Josh: How has the “Creative Class” been impacted by the current economic climate? Do you think the current recession had any real effect on efforts to integrate them into economic development efforts?
RF: We had rates of unemployment among blue collar workers that were well above 10% and in some aspects of blue collar employment such as construction work, well over 20%. Rates were well over 15% for those people who actually made things and of course lower skilled service workers, the people who prepare our food and take care of us in restaurants or supervise our children or aging parents, they were also devastated by double digit unemployment. The overall rate of unemployment for the Creative Class over the course of the crisis never topped 5% and of course you have that same statistic as when you look at double digit rates of unemployment for non-high school graduates and compare it to 5% for college graduates. That’s not to say that elements of the creative class haven’t been as hard hit but it is to say that the Creative Class possessed the skills and ability to do better over the course of the crisis.
One of the things that is clear to me is that we just have to expand the number of people who are included in the Creative Class.

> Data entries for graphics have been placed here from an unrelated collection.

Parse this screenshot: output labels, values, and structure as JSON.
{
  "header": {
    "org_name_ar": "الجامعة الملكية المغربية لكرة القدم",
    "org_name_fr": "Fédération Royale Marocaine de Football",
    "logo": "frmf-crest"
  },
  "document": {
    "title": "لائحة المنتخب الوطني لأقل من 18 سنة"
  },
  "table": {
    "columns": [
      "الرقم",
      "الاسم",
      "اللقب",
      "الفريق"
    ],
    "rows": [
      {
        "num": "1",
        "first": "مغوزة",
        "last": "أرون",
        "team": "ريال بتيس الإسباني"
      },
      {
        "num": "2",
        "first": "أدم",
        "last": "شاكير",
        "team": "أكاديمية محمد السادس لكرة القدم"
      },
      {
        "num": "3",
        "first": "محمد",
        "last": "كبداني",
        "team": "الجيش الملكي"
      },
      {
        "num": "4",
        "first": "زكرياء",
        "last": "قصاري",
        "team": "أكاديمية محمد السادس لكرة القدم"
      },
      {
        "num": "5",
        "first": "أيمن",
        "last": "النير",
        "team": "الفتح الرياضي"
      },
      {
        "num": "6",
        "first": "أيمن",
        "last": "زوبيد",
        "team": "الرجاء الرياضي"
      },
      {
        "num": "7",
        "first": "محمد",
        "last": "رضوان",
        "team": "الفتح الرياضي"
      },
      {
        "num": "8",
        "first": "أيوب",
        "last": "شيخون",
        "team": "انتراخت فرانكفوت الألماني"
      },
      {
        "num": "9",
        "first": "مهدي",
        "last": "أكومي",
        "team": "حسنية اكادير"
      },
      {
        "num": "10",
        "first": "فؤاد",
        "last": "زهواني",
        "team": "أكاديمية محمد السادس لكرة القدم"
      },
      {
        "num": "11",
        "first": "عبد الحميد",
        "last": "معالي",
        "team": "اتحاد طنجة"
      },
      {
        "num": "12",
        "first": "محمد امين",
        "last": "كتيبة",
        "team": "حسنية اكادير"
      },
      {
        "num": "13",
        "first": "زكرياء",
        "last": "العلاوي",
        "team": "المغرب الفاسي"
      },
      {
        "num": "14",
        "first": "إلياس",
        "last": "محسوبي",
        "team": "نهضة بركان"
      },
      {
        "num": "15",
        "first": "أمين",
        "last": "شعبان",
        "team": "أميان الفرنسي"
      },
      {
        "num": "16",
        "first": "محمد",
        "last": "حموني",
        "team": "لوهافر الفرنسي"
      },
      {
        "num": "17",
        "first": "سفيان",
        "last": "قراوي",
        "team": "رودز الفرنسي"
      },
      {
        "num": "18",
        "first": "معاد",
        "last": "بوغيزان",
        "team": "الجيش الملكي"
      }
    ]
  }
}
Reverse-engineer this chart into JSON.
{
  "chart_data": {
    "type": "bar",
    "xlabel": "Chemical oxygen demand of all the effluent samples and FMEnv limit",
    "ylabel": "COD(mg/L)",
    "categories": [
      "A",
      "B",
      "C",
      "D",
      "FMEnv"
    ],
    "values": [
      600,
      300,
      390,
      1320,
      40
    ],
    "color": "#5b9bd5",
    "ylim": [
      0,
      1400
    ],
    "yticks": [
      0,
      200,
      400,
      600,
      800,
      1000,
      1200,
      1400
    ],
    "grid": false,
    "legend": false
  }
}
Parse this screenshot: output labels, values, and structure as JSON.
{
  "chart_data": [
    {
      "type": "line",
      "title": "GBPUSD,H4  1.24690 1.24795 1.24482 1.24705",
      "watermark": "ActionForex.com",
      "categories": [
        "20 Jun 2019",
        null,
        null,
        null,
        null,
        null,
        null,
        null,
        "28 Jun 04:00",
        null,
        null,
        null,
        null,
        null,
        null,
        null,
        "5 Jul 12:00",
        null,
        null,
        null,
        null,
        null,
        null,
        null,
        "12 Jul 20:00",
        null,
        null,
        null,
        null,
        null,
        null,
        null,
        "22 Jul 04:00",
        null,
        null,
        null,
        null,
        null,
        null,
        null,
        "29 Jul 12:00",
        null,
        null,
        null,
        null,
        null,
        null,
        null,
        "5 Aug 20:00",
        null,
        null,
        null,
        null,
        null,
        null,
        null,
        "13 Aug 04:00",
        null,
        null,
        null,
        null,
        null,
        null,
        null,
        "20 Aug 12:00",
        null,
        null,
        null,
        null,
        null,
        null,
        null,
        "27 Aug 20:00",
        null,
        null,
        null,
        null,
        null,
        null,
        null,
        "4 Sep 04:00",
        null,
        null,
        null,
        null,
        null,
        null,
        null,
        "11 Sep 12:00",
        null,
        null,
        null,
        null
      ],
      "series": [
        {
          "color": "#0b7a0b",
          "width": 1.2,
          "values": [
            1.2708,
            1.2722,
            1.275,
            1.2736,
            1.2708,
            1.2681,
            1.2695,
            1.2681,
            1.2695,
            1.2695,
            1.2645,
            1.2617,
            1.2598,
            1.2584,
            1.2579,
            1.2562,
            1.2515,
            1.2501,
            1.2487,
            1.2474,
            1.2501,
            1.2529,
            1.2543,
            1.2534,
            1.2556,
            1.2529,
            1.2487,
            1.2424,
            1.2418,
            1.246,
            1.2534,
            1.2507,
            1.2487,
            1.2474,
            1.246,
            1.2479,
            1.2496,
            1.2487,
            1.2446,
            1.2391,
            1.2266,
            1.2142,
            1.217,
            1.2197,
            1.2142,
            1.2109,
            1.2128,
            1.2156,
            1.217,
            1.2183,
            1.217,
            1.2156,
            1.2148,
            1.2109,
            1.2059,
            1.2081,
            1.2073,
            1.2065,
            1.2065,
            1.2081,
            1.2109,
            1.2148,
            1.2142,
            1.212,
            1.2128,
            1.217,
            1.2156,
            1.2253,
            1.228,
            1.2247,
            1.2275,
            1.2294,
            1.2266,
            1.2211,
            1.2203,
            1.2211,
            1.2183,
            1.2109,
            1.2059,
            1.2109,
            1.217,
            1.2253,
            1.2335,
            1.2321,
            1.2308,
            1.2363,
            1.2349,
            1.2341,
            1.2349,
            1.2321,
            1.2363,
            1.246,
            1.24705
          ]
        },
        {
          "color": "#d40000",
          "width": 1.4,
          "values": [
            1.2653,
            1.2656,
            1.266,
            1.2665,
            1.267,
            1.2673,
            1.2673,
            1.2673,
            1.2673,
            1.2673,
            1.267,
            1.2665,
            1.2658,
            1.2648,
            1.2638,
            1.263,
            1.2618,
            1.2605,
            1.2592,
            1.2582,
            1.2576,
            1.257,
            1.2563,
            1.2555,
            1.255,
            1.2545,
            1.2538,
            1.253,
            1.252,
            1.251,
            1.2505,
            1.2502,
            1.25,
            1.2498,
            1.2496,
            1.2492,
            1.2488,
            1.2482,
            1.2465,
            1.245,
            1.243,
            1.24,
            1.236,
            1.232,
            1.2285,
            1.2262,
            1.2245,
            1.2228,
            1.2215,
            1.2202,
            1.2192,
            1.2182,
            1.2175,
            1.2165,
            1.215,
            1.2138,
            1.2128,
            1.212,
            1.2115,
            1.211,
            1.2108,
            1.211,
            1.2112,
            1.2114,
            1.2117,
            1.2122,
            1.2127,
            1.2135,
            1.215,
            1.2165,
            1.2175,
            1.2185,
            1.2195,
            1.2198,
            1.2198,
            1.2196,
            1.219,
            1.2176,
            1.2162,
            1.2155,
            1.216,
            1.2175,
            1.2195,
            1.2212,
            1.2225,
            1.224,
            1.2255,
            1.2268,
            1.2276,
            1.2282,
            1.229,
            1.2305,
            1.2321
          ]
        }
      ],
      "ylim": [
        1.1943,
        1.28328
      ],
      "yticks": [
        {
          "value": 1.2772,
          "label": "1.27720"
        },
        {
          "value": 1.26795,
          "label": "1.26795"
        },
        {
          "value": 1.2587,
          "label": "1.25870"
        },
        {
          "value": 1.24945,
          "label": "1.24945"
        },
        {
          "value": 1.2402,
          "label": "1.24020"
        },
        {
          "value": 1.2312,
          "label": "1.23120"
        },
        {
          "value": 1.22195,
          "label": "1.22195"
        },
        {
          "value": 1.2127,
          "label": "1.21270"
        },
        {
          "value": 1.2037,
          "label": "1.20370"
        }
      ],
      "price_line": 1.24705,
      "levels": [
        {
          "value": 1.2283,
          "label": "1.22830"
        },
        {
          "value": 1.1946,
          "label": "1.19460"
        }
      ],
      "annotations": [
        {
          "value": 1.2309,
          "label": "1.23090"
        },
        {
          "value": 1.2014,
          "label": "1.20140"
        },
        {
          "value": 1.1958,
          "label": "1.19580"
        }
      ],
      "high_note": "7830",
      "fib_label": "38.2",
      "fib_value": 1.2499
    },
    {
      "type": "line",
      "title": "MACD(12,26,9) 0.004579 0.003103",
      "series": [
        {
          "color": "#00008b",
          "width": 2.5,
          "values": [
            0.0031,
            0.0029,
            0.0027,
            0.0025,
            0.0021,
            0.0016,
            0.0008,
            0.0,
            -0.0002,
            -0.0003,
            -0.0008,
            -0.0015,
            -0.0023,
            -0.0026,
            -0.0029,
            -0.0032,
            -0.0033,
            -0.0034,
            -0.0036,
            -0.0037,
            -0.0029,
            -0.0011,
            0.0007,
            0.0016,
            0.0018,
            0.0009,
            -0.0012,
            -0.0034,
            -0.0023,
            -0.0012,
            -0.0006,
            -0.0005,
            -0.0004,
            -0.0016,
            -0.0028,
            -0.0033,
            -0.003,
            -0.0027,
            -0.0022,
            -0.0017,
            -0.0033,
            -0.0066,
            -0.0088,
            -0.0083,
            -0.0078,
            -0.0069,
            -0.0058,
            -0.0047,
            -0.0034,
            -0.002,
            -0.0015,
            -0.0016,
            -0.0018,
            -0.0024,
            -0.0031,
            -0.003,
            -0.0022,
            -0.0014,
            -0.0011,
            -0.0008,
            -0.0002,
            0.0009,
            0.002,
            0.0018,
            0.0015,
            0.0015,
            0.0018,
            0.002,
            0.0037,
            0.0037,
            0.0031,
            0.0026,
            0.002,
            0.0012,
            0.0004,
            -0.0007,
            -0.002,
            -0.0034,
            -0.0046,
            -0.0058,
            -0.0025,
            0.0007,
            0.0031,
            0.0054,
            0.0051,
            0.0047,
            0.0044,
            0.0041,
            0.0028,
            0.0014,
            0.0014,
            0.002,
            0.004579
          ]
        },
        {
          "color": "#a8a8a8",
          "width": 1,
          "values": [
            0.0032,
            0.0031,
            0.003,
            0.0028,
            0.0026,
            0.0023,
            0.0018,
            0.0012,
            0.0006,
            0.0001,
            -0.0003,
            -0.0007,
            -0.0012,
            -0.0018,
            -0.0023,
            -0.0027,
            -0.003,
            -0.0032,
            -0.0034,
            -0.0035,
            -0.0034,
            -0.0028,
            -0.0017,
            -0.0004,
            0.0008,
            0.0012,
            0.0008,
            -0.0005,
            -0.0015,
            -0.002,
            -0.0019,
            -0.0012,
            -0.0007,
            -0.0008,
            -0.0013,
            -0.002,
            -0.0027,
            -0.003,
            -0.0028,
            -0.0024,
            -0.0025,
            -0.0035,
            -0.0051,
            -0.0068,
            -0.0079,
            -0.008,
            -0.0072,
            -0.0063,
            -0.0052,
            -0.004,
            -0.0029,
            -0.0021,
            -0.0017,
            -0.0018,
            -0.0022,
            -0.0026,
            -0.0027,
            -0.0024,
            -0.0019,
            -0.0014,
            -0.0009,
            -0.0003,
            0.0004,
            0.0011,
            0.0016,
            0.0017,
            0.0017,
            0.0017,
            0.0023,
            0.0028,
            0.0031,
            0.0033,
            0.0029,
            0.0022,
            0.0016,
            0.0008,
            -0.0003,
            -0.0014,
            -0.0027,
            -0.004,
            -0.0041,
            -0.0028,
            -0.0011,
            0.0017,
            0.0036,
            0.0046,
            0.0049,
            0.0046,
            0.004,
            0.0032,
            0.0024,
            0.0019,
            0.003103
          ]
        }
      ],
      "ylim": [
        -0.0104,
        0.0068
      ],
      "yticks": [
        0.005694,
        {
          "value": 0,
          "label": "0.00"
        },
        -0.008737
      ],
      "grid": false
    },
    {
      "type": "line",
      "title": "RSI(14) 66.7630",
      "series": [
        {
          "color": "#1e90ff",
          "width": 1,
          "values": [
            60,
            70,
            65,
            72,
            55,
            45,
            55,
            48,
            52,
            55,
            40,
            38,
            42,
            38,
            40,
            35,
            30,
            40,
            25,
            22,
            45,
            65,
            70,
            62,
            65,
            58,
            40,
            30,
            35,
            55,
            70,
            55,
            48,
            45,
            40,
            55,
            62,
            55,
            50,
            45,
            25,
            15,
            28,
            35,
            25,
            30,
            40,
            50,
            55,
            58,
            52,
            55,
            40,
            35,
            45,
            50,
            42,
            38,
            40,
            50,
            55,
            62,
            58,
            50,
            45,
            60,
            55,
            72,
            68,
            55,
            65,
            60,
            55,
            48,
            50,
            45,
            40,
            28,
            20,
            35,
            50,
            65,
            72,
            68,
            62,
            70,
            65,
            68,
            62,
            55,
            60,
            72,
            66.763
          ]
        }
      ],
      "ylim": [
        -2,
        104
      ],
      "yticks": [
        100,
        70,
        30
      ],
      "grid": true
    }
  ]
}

One of the things that is clear to me is that we just have to expand the number of people who are included in the Creative Class. I’ve been able to look inside the Creative Class a lot more over the last 10 years. I talk about that it in the new book, with the help of great researchers and this new data that’s been available from the O*NET project and from the Bureau of Labor Statistics we could look at the skills… I couldn’t do that 10 years ago. When you look at the skills that workers have there are three key kinds. One is physical skill – blue collar skill or working skill. The other two kinds are cognitive skill – the ability to process knowledge, create knowledge and social intelligence skill – the ability to manage teams, lead people, perform business, build capacity. What we are finding is that are those skills drive Creative Class. When you add the social and cognitive skills to blue collar work, what we find is that in the best factories they are involving the workers… they’re involved in continuous improvement, quality and teaming, but we’re also finding in the service jobs that we think of as low-value added service jobs, when you add cognitive and social to those jobs, the wages go up faster. One of the big messages of the original edition of The Rise of the Creative Class that I think I’m even more forceful on in the new edition is that we have to make as many jobs and employment opportunities in this society creative jobs. We have to really harness that creative ability and creative line of work… upgrading work, upgrading blue collar and service work. We have to expand boundaries. Every single human being is creative and we have to tap that creative reservoir within each of us. That’s the message that I’m trying to really focus on in the newly revised edition of the book.